沈璃書手裏動作未停,“她倒是有心想要攀咬我,可惜,沒有找到機會。”

劉氏笑了笑,要是真的將事情牽扯到了坤和宮,這件事成不成、管挽蘇是否還能全身而退都值得打一個問號了。

整個事件中,最冤枉的人,當屬許鳶,高高興興過個生辰,誰知道有這樣一樁無妄之災,不過,倒也無人在意。

沈璃書將這件事放下,探頭過去問道:“姐姐你看,這一針我應該下在哪兒?”

劉氏回神,認真瞧了瞧,指了出來,再沒有提起這個話題。

在這一會兒,沈昭儀不過是個認認真真學習針線的後宮女子罷了。

在坤和宮消磨一上午,劉氏適時告辭,她沒有儀仗,只能自己步行回宮。

經過禦花園,卻看見明黃色儀仗往這邊行來,她一頓,忙靠邊行禮。

步輦一停未停,從她面前經過,直到儀仗完全從她面前消失,她方才起身。

鳴翠扶著她,頗有些抱怨:“皇上這一看便又是往坤和宮去,沈昭儀這麽多寵愛,卻不舍得勸皇上來一趟咱們殿裏。
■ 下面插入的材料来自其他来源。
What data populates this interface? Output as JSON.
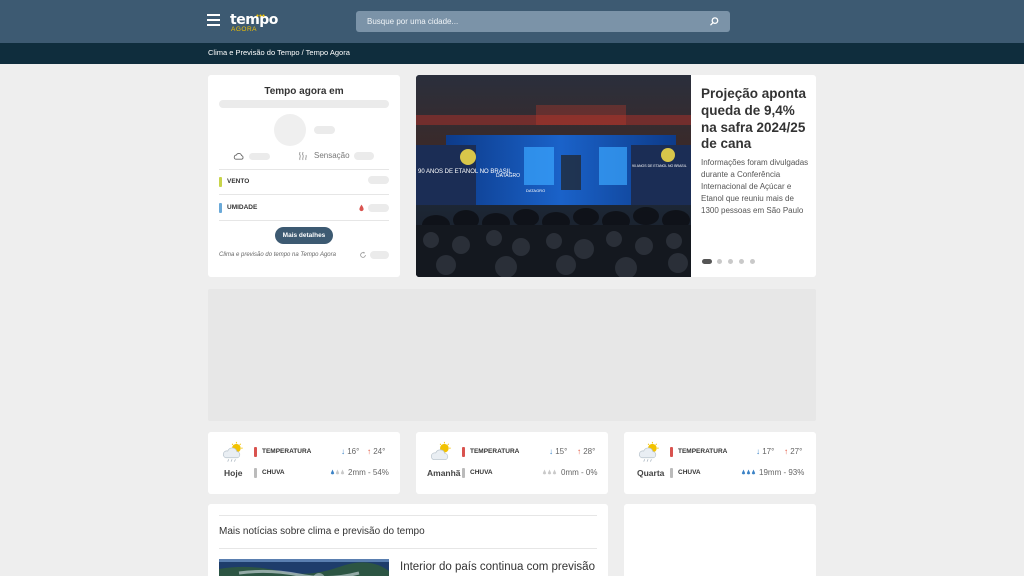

”

劉氏平日裏為人最是溫和寬容不過,當下卻臉色嚴肅的呵斥了鳴翠:

“慎言。你跟在我身邊多年,連什麽話該說不該說都不知曉嗎?”

鳴翠抿唇,“從沈昭儀還是沈姑娘的時候主子就與她交好了,這麽多年的情誼,沈昭儀卻舍不得為主子您謀些恩寵。”

這是在禦花園內,誰也不知道是否隔墻便會有耳,劉氏板著臉,“回宮。”

竹陽殿內,鳴翠跪在下首,劉氏看著她,問:

“你也知道,她如今是昭儀,我不過是個寶林,可你平日裏在後宮行事可有人為難你?”

劉氏從來不是話多的人,對身邊的人再寬厚不過,鳴翠從未見過她如此生氣的樣子,一時間有些後悔說那些話。

她誠實說:“不管禦膳房、還是內侍殿,從未曾有人為難過奴婢。”

她去禦膳房取膳,她們竹陽殿的膳食都比寶林的份例要高,葷素搭配著有食欲又有營養;內侍殿從來不克扣她們竹陽殿的用度,偶爾還會孝敬些份例之外的東西。

劉氏問她:“那你覺得,如今我們得到的這些,是因為什麽?因為那些當差的人好?還是因為,你主子這個寶林位是個多麽尊貴的位置?”

鳴翠抿唇,吶吶道:“主子別生氣,奴婢知道錯了,今日是奴婢說錯話了。”

劉氏語重心長,“今日我不與你說清楚,等他日你心一歪,範了什麽大錯之後才晚了。”

鳴翠心一緊,她只是心有不滿,見不得沈昭儀滿身恩寵,自家主子卻每日在殿內連皇上的面也見不著,她搖頭,為自己解釋:“奴婢沒有那樣的心思的。”

楹窗外,陽光跳躍進來,鋪陳滿室溫暖,劉氏視線落在遠處,似有所感嘆:

“鳴翠,那些都是人家看在坤和宮的面子上才有的。人啊,貴在知道自己想要什麽。”

“從今往後,你且記住,沈昭儀便是你的第二個主子。”

“今日的話,往後我不想再聽見了,你若再有此想法,竹陽殿容不下你。”

這話說的交心,但又剜心,鳴翠猛地擡頭,眼淚落了出來,爬過去抱住了劉氏的腿:“主子,奴婢知曉了,奴婢不去別處,奴婢跟您一輩子,再也不說今日這樣的話了。”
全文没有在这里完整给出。